"The Square" o nuestra farsa contemporánea de todos los días
Apreciado lector de un blog más en su vida: Si es capaz de ir a cine y decidirse a tolerar que una película le presente varias de las farsas más emblemáticas de nuestros tiempos condensadas en una película, vaya a ver "The Square". El director de cine sueco Ruben Östlund, le presentará un fragmento de la historia de un curador artístico de un museo de "arte contemporáneo" llamado Christian, quien ha decidido adquirir una obra de arte para el museo. La obra, que se ubicará en la plaza central de entrada al edificio del museo -y que hace necesario derribar una escultura de algún prócer emblemático de la historia de su país, para poder ubicarla justamente en la entrada de la edificación-, ha sido comprada a una artista latinoamericana que pretendía construir un santuario para la tolerancia en el que todos somos iguales, y tenemos los mismos derechos y libertades. Alguna pareja de "amigos del museo" -en todo caso europeos mayores, benefactores del arte contemporáneo-, han suministrado los medios económicos para este nuevo momento de la edificación: allí, el arte y los artistas contemporáneos encontrarán precisamente su santuario. Y Christian parece su guardián -además de mostrarnos la importancia que para él tiene el proyecto del arte que es capaz de incluirnos a todos, un lugar en el que todos podemos encontrarnos, podemos tolerarnos-.

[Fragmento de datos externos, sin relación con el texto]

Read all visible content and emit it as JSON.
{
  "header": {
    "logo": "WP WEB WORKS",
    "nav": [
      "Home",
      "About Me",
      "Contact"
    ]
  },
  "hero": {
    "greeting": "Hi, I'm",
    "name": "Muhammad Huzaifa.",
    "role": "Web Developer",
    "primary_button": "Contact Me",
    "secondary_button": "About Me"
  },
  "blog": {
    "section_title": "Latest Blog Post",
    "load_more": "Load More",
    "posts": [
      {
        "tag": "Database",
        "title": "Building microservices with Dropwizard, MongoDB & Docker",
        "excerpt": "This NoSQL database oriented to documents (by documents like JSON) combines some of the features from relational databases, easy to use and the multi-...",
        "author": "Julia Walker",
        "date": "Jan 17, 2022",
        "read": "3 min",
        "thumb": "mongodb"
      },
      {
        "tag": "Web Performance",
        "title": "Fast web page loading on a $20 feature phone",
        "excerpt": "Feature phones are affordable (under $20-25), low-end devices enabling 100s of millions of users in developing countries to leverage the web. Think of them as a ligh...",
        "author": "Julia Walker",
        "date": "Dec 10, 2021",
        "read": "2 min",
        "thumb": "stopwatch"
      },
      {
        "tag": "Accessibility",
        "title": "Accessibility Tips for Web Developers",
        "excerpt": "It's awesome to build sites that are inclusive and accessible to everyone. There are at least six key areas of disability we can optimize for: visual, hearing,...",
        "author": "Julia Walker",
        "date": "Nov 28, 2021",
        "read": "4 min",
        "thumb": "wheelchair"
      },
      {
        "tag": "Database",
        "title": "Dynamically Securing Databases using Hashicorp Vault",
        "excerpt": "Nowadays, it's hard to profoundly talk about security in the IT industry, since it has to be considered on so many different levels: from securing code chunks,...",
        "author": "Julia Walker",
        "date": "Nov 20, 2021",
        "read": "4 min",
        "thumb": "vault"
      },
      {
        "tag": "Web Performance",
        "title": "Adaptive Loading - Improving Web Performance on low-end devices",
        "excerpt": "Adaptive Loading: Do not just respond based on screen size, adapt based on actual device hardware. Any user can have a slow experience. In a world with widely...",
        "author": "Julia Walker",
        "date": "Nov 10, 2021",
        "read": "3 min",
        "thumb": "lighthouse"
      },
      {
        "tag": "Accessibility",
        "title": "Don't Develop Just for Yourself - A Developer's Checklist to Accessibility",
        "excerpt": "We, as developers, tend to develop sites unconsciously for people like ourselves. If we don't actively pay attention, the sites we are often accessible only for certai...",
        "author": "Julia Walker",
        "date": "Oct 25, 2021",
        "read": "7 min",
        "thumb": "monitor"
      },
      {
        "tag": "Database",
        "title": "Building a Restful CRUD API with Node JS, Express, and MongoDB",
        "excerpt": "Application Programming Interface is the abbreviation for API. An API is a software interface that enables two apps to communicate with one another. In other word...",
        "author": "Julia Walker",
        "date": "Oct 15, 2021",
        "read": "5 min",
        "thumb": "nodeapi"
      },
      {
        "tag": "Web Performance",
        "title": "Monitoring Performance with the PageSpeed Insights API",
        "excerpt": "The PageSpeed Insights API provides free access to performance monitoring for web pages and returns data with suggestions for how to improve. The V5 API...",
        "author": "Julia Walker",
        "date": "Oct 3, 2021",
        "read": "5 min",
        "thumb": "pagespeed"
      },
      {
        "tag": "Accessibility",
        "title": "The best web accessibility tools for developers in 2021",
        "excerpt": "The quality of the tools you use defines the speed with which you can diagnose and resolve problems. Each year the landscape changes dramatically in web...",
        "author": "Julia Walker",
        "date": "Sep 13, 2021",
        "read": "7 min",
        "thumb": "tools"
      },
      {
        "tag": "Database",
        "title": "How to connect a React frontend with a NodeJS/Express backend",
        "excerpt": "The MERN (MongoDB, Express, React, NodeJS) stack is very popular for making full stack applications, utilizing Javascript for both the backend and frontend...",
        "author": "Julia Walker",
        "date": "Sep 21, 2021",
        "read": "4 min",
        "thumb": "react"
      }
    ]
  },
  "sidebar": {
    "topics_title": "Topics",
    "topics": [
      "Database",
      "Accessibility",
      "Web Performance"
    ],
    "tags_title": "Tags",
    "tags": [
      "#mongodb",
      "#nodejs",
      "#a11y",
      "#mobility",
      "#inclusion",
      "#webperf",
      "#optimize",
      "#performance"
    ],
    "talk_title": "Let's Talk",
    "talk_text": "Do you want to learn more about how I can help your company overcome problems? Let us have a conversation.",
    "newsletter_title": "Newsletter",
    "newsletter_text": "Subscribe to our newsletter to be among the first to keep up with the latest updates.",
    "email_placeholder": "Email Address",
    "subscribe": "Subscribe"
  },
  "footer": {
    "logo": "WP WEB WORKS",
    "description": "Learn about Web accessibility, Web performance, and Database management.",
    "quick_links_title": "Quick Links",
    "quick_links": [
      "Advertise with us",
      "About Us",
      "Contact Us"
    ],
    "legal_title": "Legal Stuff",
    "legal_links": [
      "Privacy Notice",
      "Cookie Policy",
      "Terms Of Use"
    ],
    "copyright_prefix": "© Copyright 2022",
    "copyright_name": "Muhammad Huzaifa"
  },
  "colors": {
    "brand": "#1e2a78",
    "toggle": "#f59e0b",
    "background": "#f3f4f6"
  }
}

Esta es la intención explícita de Christian; el problema es que juega otro juego a lo largo de la película: maneja un Tesla, vive en un apartamento en el que no tiene cabida otro ser humano más que él -es un problema que sus hijas lo visiten y griten estando adentro-, se va de rumba con los europeos mayores benefactores a escenarios mas "contemporáneos" en donde el paisaje de él bailando con sus asistentes -muy jóvenes-, y con los hombres y mujeres mayores que donan el dinero para sus proyectos en el museo termina incomodando; se acuesta con una periodista de arte americana que tiene por mascota un mono -y que según el punto de vista de él, no entiende nada de arte contemporáneo-; contrata una empresa de mercadeo para hacer publicidad joven y fresca de la última adquisición de arte contemporáneo para el museo -y la empresa es dirigida por un hombre muy mayor que llega a las reuniones con un bebé de brazos, que suponemos que es su hijo con alguna "artista contemporánea" muy joven, además de dos mentes brillantes de la publicidad que siguen estadísticas y analizan el comportamiento virtual de las personas para las campañas que desean diseñar-, organiza una cena en el museo y provee a los asistentes de una experiencia emocional directa y "vivencial" con el arte contemporáneo -y llegamos a uno de los momentos más incómodos de toda la película-, además de sentir miedo cuando debe alejarse de las cuadras de la ciudad en las que despliega su vida y visitar una zona de edificios en los suburbios, en donde seguramente viven, en cada apartamento, familias de ladrones pobres y violentos.
Pero es precisamente Christian quien en un momento dado, deberá salirse de su propio cuadrado pequeño en el que ha vivido varios años de su vida: deberá entonces subir a sus dos pequeñas niñas en su carro -ahora golpeado-, y emprender otro viaje en el que no conoce las coordenadas y en el que no está seguro con qué se encontrará: ahora, despojado de toda la farsa de vida que tiene alrededor, seguramente lo que más tenga sentido sea intentar encontrar a un niño que le reclama que lo mire, que tolere su grito, que él no es un ladrón y que necesita que Christian le devuelva su dignidad ante los ojos de su familia. De nadie más.